The Henrico County School Board earlier this month eliminated from consideration one of three redistricting options created by a committee of citizens for the new Kaechele Elementary School in Short Pump. The board agreed that Option 3 (Revised Option F) would have too significant a domino effect, shifting too many students at other elementary schools and potentially costing the system Title I funding at Ridge Elementary School.

But the board also directed the school system’s planning staff members to review the two remaining plans and consider tweaking them or creating a hybrid option of those two if possible. The board is scheduled to hold a public hearing to receive more feedback from the community during its Dec. 6 meeting at Hermitage High School, beginning at 6 p.m.

During its Nov. 8 work session, the board heard from its redistricting committee, which met 11 times during a two-month period to create the three options and also presented drafts during two public meetings to receive citizen feedback.

The majority of committee members favored Option 2 (Revised Option E), which would move about 36 percent more students than Option 1 (Revised Option A) among the affected elementary schools but would present the best set of compromises to all involved communities, according to redistricting committee vice chairwoman Alice Ann Howard. That map also would do the best job creating boundaries by major roads and geographical landmarks and would not change middle or high school feeder patterns.

Option 1 would provide the best enrollment balance across all elementary schools affected by the redistricting and would ensure that none of those schools were over capacity through 2016, redistricting committee chairman Bill Panak said. But it also would require a few irregular boundaries and would mean that not every community would receive a preferred option. It also would change feeder patterns for 333 students.
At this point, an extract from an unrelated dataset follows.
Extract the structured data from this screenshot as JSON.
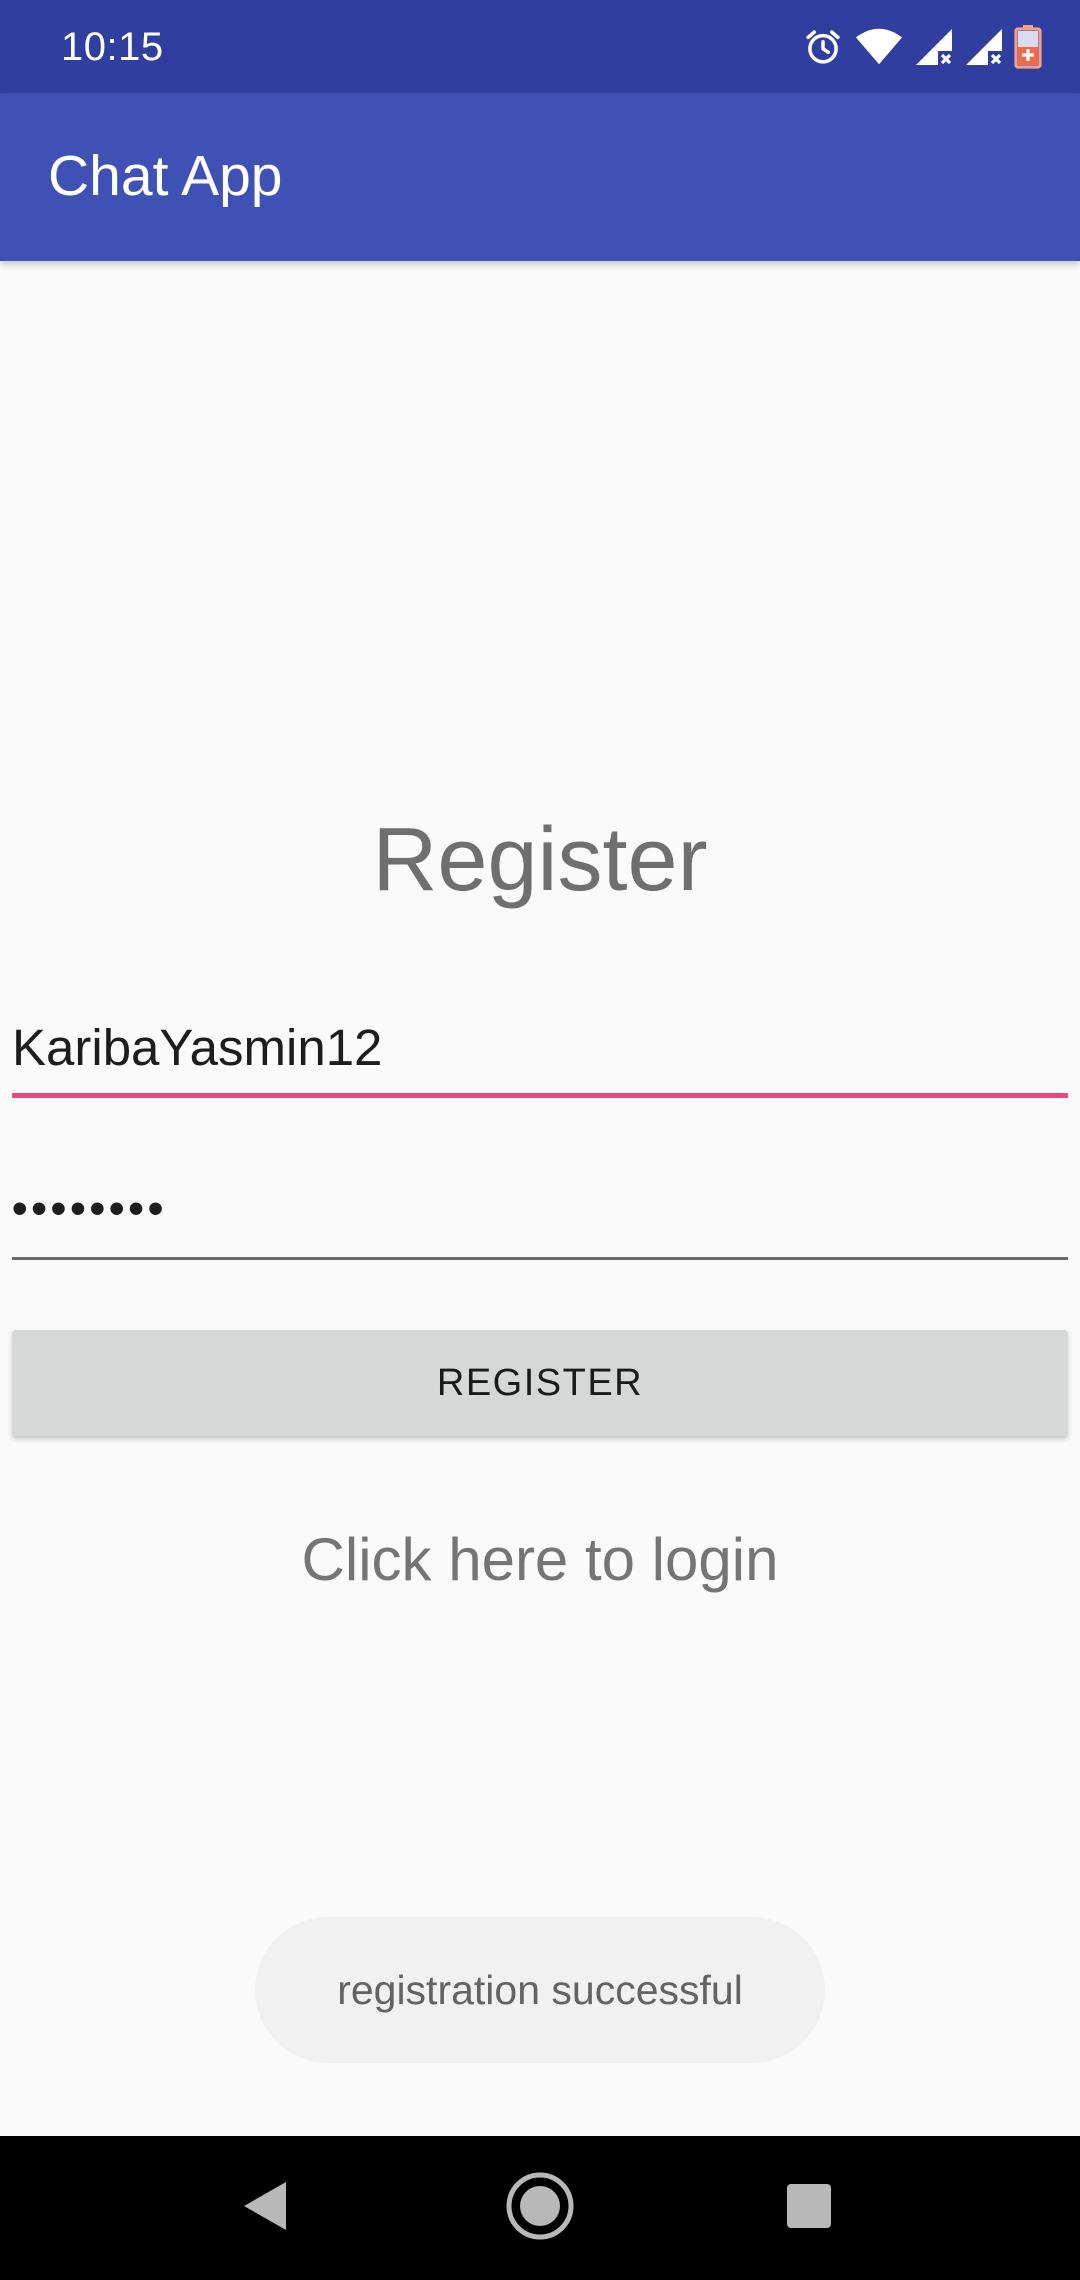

In addition to setting boundaries for Kaechele Elementary, the committee was tasked with providing relief for other nearby schools forecasted to exceed their capacity soon and to provide relief for those at or above 95 percent capacity currently. The committee considered the boundaries of 12 elementary schools when creating its maps.

Several School Board members expressed a desire to use West Broad Street as a dividing line between elementary school zones – ensuring that schools north of the road drew only from communities to the north, while schools to the south drew only from the south. Committee members said they had the same desires but were unable to make them a reality without involving even more schools in the process.
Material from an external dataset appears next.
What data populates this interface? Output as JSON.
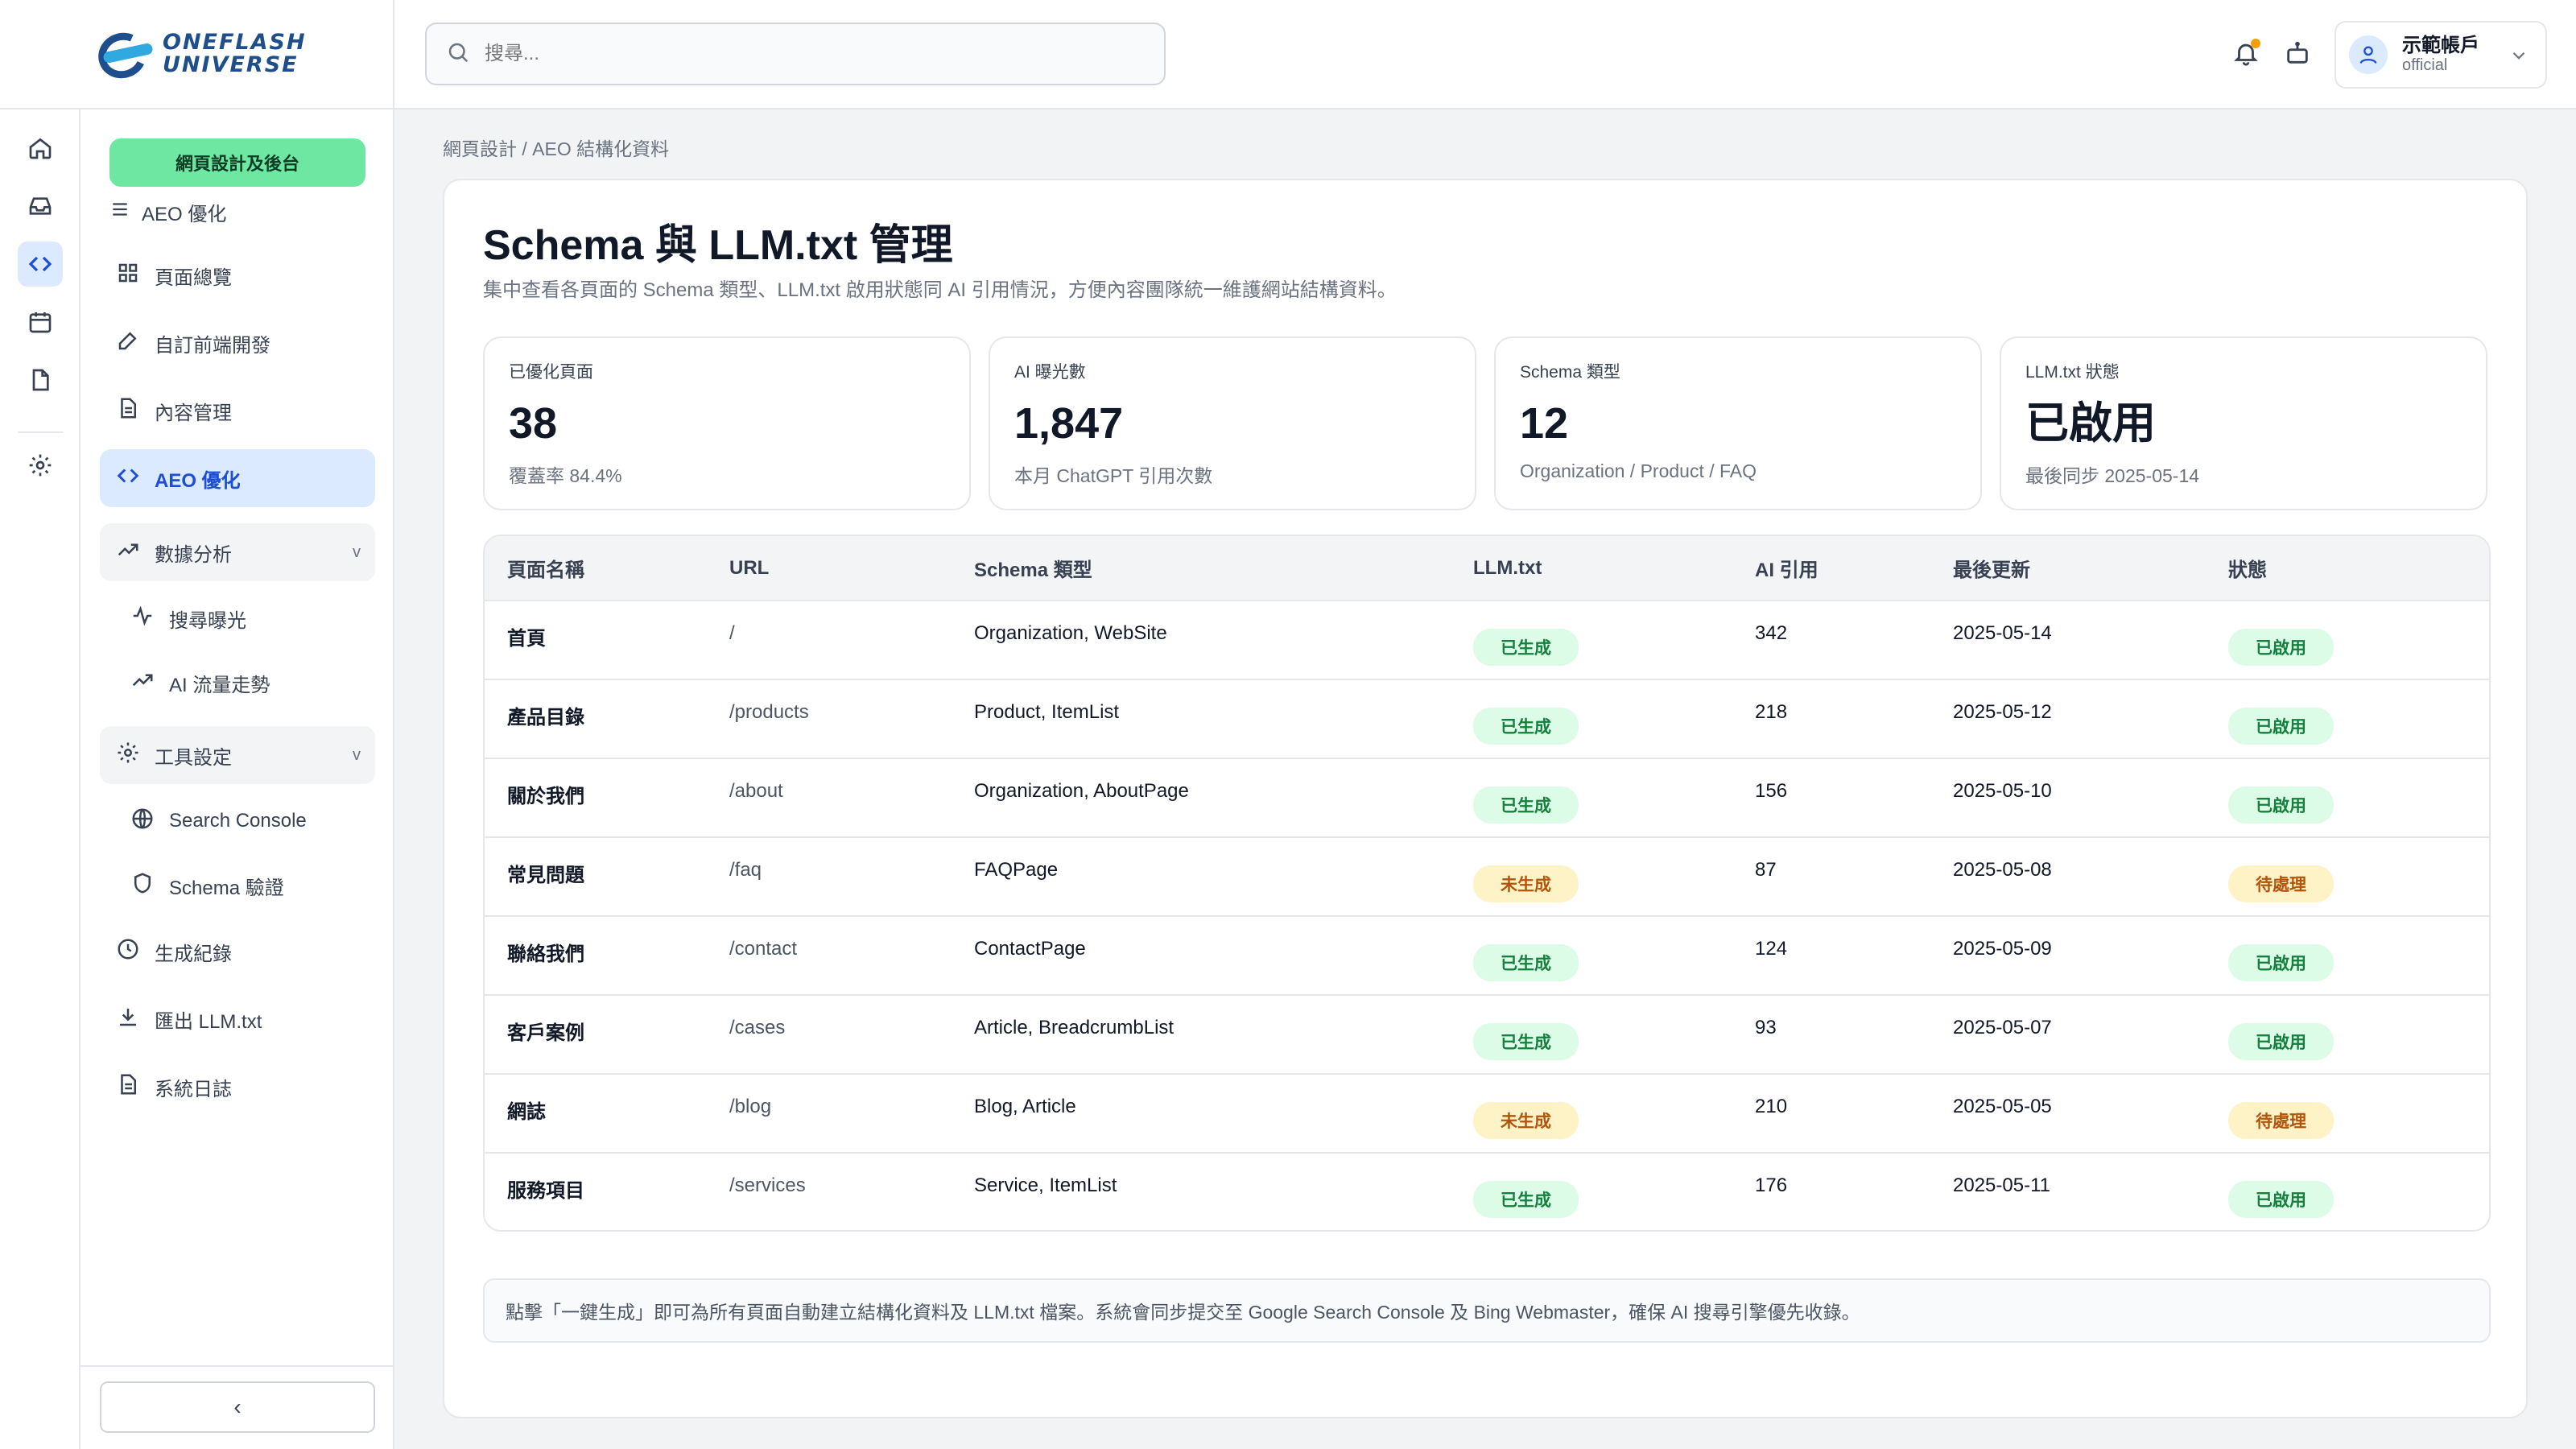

“We ran out of room,” Howard said of the committee’s attempts to use the road as a north-south boundary.

Still, School Board Chairwoman Diana Winston directed planning staff members to take another look and determine if that goal still might be accomplished.
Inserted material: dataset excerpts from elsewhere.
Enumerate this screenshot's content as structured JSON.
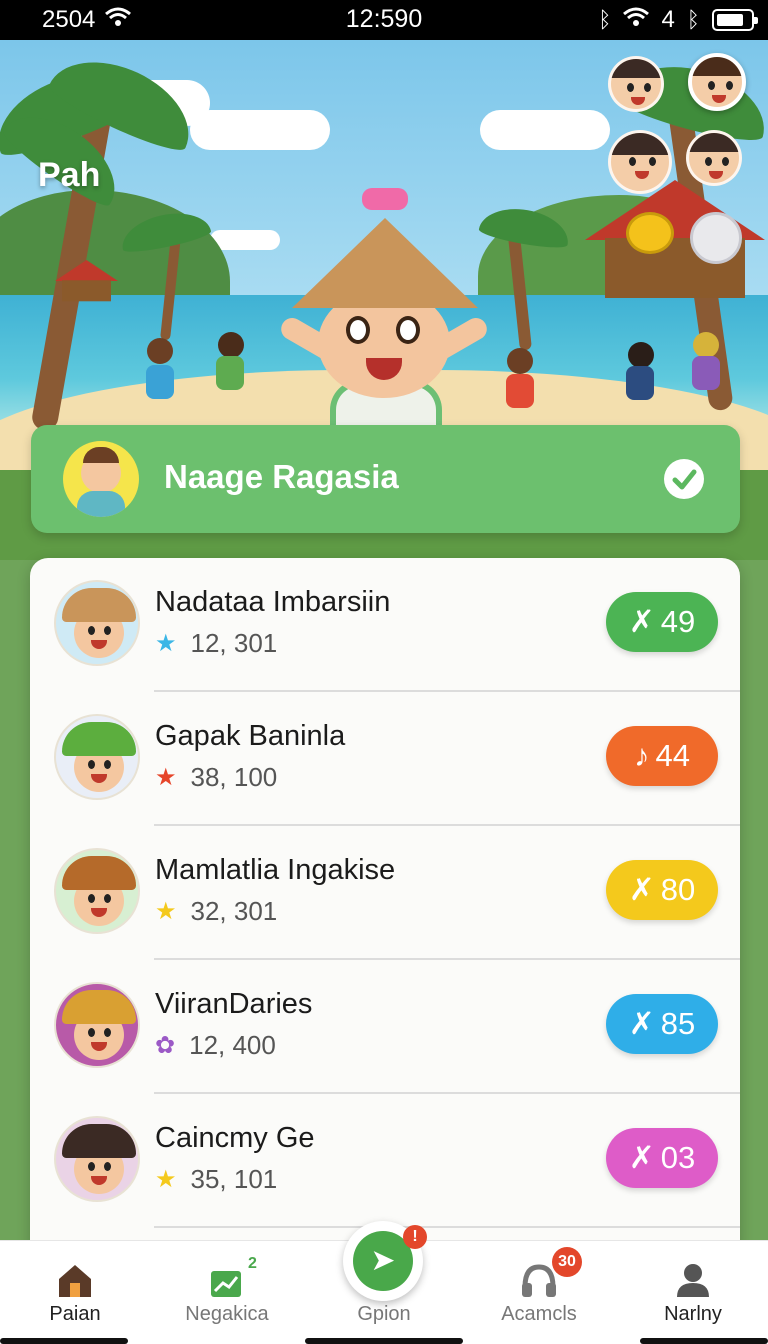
{
  "status_bar": {
    "left_text": "2504",
    "time": "12:590",
    "right_number": "4",
    "battery_level": 0.8
  },
  "hero": {
    "title": "Pah"
  },
  "highlight": {
    "name": "Naage Ragasia"
  },
  "leaderboard": [
    {
      "name": "Nadataa Imbarsiin",
      "score": "12, 301",
      "star_color": "#3bb6e6",
      "pill_icon": "✗",
      "pill_value": "49",
      "pill_color": "#4cb454",
      "hat_color": "#c9955a",
      "bg": "#cfeaf5"
    },
    {
      "name": "Gapak Baninla",
      "score": "38, 100",
      "star_color": "#e6452a",
      "pill_icon": "♪",
      "pill_value": "44",
      "pill_color": "#f06a2a",
      "hat_color": "#5cae3e",
      "bg": "#e9eef7"
    },
    {
      "name": "Mamlatlia Ingakise",
      "score": "32, 301",
      "star_color": "#f4c91c",
      "pill_icon": "✗",
      "pill_value": "80",
      "pill_color": "#f4c91c",
      "hat_color": "#b56a2a",
      "bg": "#d7efd2"
    },
    {
      "name": "ViiranDaries",
      "score": "12, 400",
      "star_color": "#9b59c6",
      "pill_icon": "✗",
      "pill_value": "85",
      "pill_color": "#2faee8",
      "hat_color": "#d9a032",
      "bg": "#b85aa8"
    },
    {
      "name": "Caincmy Ge",
      "score": "35, 101",
      "star_color": "#f4c91c",
      "pill_icon": "✗",
      "pill_value": "03",
      "pill_color": "#de5cc8",
      "hat_color": "#3b2a24",
      "bg": "#ead3e6"
    }
  ],
  "nav": {
    "items": [
      {
        "label": "Paian",
        "icon": "home-icon"
      },
      {
        "label": "Negakica",
        "icon": "chart-icon",
        "superscript": "2"
      },
      {
        "label": "Gpion",
        "icon": "send-icon",
        "badge": "!"
      },
      {
        "label": "Acamcls",
        "icon": "headphones-icon",
        "badge": "30"
      },
      {
        "label": "Narlny",
        "icon": "profile-icon"
      }
    ]
  },
  "colors": {
    "accent_green": "#6cc06e",
    "fab_green": "#49a84a",
    "badge_red": "#e3472b"
  }
}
Howard conceded that all three options underutilized Three Chopt Elementary, which is comfortably under capacity. But, she said, moving other students into the school’s zone would have required shifting boundaries of schools beyond the 12 originally under consideration.

Map 3 would have moved 160 low-income students from Ridge Elementary to Pinchbeck, likely threatening Ridge’s designation as a Title I school. Title I is a federal designation that provides extra funding to schools with a certain percentage of low-income students. Ridge would fall below that threshold with the move, while Pinchbeck would not quite reach it even with the addition of those students, Deputy Superintendent Pat Kinlaw said.

Once the board adopts new boundaries, rising fourth- and fifth-graders at any of the affected schools will be able to remain at their current schools if they choose. Students who move to the district to begin fourth or fifth grade, however, must attend the school designated by the new boundaries.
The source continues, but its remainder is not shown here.